After the stabbing of author Salman Rushdie on Friday, questions have been raised about his protection. This author received death threats from a “fatwa” from Iran in 1989, a year after the publication of the satanic versesbut several testimonies indicate that he had raised his guard in recent years.
As Reuters reports, he wanted to live more freely and had insisted on not being constantly watched and protected by security guards.
“Since I’ve been living in the United States I no longer have any problems (…) My life is normal again,” said the writer, a few days before the attack, in an interview that will be published in the German magazine. Stern. He later said that he was “optimistic” despite “daily death threats”.
Life under protection, “is not a life”
“He doesn’t want protection around him, his choice was freedom, the fight against Islamic fundamentalists”, declares on BFMTV Roberto Saviano, writer, author of Gomorrahthreatened by the mafia since 2006.
He himself has been under protection for 15 years and describes his day to day life as “a shitty life” explaining that “he is always under pressure”. “And so one day [Salman Rushdie] decided to live free”, launches the writer. “Perhaps with an escort [l’attaque] would not have happened, but he would not have loved as he loved, traveled as he traveled, written as he wrote” in recent years, according to him.
Jean-Claude Zylberstein, Salman Rushdie’s former lawyer, also says on our antenna that he understands this need to reduce security: “I understand how much a man’s privacy weighs, his freedom to come and go, it is a terrible weight. Poor Salman knowing this for decades, it is understandable that he could have a very strong desire to breathe as he pleased”, he declares on our antenna.
At the beginning, Salman Rushdie “spent three to five terrible years in which he had to constantly change his residence, his address, he had many gendarmes around him. I know what this life is like, it is not a life,” says Roberto Saviano. .
There is no need to “relax the police and the social protection of threatened people”
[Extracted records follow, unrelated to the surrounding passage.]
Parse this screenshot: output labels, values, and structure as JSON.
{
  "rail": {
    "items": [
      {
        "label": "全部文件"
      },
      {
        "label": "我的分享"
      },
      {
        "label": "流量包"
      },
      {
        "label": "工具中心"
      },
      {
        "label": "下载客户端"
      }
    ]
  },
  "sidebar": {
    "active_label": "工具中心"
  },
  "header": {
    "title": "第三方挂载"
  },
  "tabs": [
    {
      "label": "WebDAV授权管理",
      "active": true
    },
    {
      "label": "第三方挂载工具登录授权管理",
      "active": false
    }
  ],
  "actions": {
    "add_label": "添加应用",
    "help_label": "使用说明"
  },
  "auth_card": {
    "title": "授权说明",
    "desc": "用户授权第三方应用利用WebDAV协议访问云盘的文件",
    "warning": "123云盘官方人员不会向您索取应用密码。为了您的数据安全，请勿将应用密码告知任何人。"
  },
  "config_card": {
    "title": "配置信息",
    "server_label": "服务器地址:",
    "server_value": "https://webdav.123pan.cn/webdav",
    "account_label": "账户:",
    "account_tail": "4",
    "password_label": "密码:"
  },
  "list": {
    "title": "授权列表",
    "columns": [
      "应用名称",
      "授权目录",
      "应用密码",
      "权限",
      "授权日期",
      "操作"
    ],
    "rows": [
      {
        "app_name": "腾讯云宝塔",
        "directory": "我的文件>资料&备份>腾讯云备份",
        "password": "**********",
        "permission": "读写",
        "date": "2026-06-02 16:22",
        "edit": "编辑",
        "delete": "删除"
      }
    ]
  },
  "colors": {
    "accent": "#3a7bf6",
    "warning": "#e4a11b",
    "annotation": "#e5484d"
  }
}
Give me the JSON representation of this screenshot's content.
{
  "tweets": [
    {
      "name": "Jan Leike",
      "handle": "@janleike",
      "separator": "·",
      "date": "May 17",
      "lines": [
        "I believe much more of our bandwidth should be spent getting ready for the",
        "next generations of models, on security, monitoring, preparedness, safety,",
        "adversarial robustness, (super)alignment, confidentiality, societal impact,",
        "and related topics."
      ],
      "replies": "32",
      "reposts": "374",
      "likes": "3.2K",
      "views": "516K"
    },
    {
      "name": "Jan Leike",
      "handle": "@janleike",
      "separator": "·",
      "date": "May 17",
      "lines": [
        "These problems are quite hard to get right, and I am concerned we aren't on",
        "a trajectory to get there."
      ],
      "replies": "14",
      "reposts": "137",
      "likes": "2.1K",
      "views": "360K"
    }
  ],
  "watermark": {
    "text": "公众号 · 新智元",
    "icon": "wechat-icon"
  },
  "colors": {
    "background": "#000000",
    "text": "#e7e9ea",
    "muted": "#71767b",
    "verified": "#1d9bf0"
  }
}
The former Minister of Culture Roselyne Bachelot, questioned on this issue this Sunday on BFMTV, also said she “understands the fatigue” of this perpetually watched life. “He is a condemned man who spends his life on death row, we can understand the desire for release.”
However, he recalls the scope of a fatwa that is not “a symbolic stigma, it is a call to murder” that also affects the members of the affected person’s environment. In 1991, when Salman Rushdie began to reappear in public, his Japanese translator was stabbed to death and his Italian and Norwegian counterparts were assaulted.
“Democracies must not relax police and social protection of threatened people, even for decades, and although some politicians complain about the cost”, maintains the former member of the government, “it is terrible, but if we do not provide this protection, if we do not we convince him to protect himself, in the end we shake hands with his murderers”.
Salman Rushdie remains hospitalized on Sunday but is no longer on life support and was able to say a few words, according to his agent. This attack could cause him to return to tighter protection.